Until last year, I thought this was the worst story of poorly managed anger. I was telling the story to a class and one student eagerly raised his hand when I finished. “I have a more unbelievable story. It’s true, too. In my hometown two men got into an argument over the interpretation of a particular Bible verse. Neither was willing to relinquish his position. The two men became enraged. Finally one man pulled a pistol and shot the other man dead.”
Unbelievable. I wonder what Bible verse they were the arguing about. Probably, “Thou shalt not kill.”
Hardly a day passes without an acute awareness of the destructiveness of anger. The thoughtless words, the quick response, a sharp tongue where emotional wounds are inflicted that may take days, months or even years to heal.
Such outbursts are not to be taken lightly. We fling words in anger and, when words are flung, they have a way of finding a perhaps unintended but wide-open target. After all, if we are spraying the whole landscape with gunshot, the odds are that we will score a hit somewhere.
Anger is often accompanied with menace and accusation. Our voices rise. Our eyes blaze. Our bodies stiffen. Our fingers point. Our feet stamp. Our words are hurried.
In rage, often we are trying to make an enemy, even when there is none, and the sad thing is that we may succeed. Whoever said that “sticks and stones may break my bones, but words can never hurt me,” must have been deaf. Careless words can do untold damage.

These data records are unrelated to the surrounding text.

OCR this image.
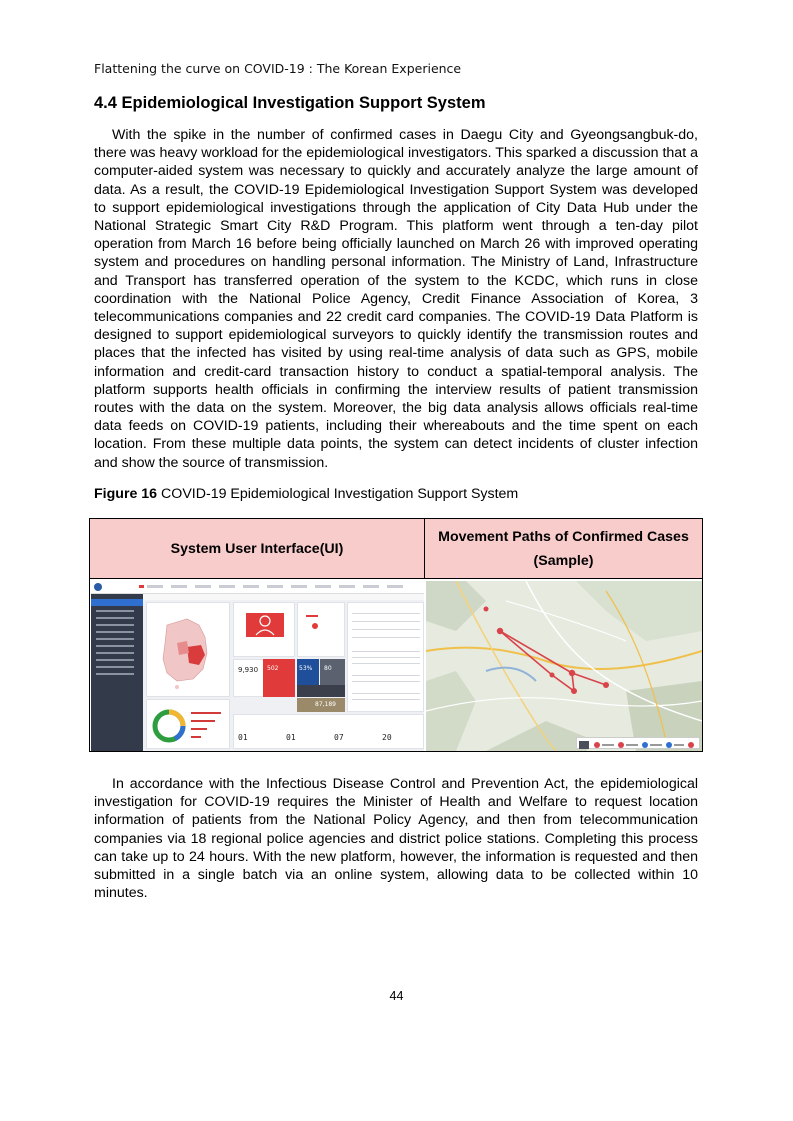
Flattening the curve on COVID-19 : The Korean Experience
4.4 Epidemiological Investigation Support System

With the spike in the number of confirmed cases in Daegu City and Gyeongsangbuk-do, there was heavy workload for the epidemiological investigators. This sparked a discussion that a computer-aided system was necessary to quickly and accurately analyze the large amount of data. As a result, the COVID-19 Epidemiological Investigation Support System was developed to support epidemiological investigations through the application of City Data Hub under the National Strategic Smart City R&D Program. This platform went through a ten-day pilot operation from March 16 before being officially launched on March 26 with improved operating system and procedures on handling personal information. The Ministry of Land, Infrastructure and Transport has transferred operation of the system to the KCDC, which runs in close coordination with the National Police Agency, Credit Finance Association of Korea, 3 telecommunications companies and 22 credit card companies. The COVID-19 Data Platform is designed to support epidemiological surveyors to quickly identify the transmission routes and places that the infected has visited by using real-time analysis of data such as GPS, mobile information and credit-card transaction history to conduct a spatial-temporal analysis. The platform supports health officials in confirming the interview results of patient transmission routes with the data on the system. Moreover, the big data analysis allows officials real-time data feeds on COVID-19 patients, including their whereabouts and the time spent on each location. From these multiple data points, the system can detect incidents of cluster infection and show the source of transmission.

Figure 16 COVID-19 Epidemiological Investigation Support System
System User Interface(UI)
Movement Paths of Confirmed Cases
(Sample)
9,930 502	53% 80
87,189
01	01	07	20

In accordance with the Infectious Disease Control and Prevention Act, the epidemiological investigation for COVID-19 requires the Minister of Health and Welfare to request location information of patients from the National Policy Agency, and then from telecommunication companies via 18 regional police agencies and district police stations. Completing this process can take up to 24 hours. With the new platform, however, the information is requested and then submitted in a single batch via an online system, allowing data to be collected within 10 minutes.

44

Because anger is often handled destructively, many of us find it very difficult to manage this emotion. Basically, there are three different ways we inappropriately express our anger.
One, we act out our anger. This may mean verbal abuse such as yelling, screaming, crying or physical aggression when we hit something or someone. Acting out anger, either physically or emotionally, can inflict wounds that take years to heal.
Two, we attempt to stuff our anger away. Stuffing means pretending our anger isn’t there, like the guy who sits on a couch watching a basketball game, arms crossed, incensed with his wife, but willing to admit nothing. Stuffing away anger is like putting a pressure cooker on the hot eye of a stove with the valve closed. For the longest time it looks like nothing is happening. But inside that pressure cooker, steam is beginning to build. Gradually, the pressure from the steam becomes so great that an explosion must come. This explosion often finds expression as either a physical or emotional breakdown.
Three, we blame. The blamer believes everything is always someone else’s fault. “You” is his favorite word.
There is a constructive and healthy way for us to express our anger. We can take responsibility for our anger. This means acknowledging that we are angry and communicating why we are angry.
There is no need for yelling, stuffing, or blaming. We express our anger with an honest desire to solve the problem, rather than win an argument.